Dossier: 98-9378-IT-I

ENTRE :

DARRELL S. SIMMONDS,

appelant,

et

SA MAJESTÉ LA REINE,

intimée.

Motifs du jugement

Le juge Bowman, C.C.I.

[1] Il s'agit d'un appel interjeté contre une cotisation établie à l'égard de l’appelant pour son année d’imposition 1991. L’appelant est un agent de la GRC. En 1991, il a reçu une indemnité de déménagement équivalant à un mois de salaire (4 474,67 $), à titre d’assistance dans son changement de domicile. En calculant son revenu, l’appelant a déduit ce montant.
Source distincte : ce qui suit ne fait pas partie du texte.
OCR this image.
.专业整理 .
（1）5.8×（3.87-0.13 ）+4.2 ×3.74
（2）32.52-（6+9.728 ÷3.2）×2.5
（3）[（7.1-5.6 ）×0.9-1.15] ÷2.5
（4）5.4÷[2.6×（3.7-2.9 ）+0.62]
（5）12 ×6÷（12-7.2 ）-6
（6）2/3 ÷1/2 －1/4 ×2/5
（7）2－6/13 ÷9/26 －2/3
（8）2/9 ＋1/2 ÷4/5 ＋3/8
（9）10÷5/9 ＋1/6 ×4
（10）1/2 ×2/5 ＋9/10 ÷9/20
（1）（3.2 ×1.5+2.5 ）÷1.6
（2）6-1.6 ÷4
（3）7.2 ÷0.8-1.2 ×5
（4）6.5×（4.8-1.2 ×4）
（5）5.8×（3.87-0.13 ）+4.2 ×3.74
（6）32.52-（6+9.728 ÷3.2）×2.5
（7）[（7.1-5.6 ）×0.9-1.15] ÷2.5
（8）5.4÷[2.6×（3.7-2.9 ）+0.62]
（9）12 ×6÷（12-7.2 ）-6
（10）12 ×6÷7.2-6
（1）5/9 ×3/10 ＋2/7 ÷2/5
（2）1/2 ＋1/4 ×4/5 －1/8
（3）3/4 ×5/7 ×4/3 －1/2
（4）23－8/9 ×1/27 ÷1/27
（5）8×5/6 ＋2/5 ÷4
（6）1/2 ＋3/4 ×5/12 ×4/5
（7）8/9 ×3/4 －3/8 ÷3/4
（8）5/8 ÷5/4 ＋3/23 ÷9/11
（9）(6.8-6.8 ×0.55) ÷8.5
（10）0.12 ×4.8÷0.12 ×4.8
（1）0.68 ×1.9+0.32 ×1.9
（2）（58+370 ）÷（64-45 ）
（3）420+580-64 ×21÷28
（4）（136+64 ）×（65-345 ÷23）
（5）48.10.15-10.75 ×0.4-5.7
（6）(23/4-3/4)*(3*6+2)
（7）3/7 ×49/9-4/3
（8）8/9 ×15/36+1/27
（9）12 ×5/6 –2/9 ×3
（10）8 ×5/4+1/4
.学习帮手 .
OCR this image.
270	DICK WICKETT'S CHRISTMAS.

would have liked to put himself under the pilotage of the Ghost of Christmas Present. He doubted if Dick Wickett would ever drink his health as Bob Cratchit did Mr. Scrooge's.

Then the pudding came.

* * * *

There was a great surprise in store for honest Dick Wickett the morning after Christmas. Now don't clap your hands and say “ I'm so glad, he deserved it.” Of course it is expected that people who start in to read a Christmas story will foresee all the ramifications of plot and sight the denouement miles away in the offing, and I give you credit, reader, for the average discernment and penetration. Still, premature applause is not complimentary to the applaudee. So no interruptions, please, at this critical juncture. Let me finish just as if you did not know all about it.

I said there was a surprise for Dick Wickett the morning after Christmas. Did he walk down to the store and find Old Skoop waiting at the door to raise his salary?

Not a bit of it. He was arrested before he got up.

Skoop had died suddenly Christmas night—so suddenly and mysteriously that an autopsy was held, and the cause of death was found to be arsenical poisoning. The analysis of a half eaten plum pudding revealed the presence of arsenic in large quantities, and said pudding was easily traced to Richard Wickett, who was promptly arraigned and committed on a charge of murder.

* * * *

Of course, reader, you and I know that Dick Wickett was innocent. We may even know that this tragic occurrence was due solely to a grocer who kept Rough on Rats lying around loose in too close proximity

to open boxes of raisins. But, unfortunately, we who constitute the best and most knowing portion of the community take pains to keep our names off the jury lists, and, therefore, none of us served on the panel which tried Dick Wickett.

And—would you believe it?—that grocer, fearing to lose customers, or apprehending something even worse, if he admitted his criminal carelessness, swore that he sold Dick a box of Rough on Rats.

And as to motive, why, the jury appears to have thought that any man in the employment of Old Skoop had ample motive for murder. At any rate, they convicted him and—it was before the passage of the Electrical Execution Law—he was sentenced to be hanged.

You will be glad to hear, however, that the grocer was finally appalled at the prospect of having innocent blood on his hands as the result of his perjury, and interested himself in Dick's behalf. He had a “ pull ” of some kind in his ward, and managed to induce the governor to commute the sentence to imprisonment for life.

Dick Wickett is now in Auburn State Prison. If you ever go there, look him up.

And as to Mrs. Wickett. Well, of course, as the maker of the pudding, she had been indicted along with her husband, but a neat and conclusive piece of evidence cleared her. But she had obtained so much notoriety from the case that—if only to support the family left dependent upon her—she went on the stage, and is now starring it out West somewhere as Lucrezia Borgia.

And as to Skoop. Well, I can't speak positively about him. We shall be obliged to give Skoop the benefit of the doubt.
[2] La question de l’assujettissement à l'impôt des indemnités de déménagement a déjà été examinée par les tribunaux et il est désormais établi de façon irréfutable qu'elles sont imposables : A.G. Canada v. R.M. MacDonald, [1994] 2 C.T.C. 48; McGuire c. R., 7 avril 1999, 98-1004(IT)I, CCI, le juge Hamlyn. L’appelant ne le contredit pas. Il conteste plutôt la cotisation sur le fondement des deux moyens suivants :

a) qu’elle est prescrite, c’est-à-dire établie au-delà du délai habituel de trois années pour établir une nouvelle cotisation. Ce n’est tout simplement pas le cas. La cotisation initiale de l’appelant pour son année d’imposition 1991 a été établie le 21 juillet 1992 et la nouvelle cotisation, visée en l'espèce, a été établie le 24 avril 1995, bien à l'intérieur du délai de trois ans. Par ailleurs, je ne vois pas le bien-fondé du moyen selon lequel la cotisation n’a pas été établie avec célérité.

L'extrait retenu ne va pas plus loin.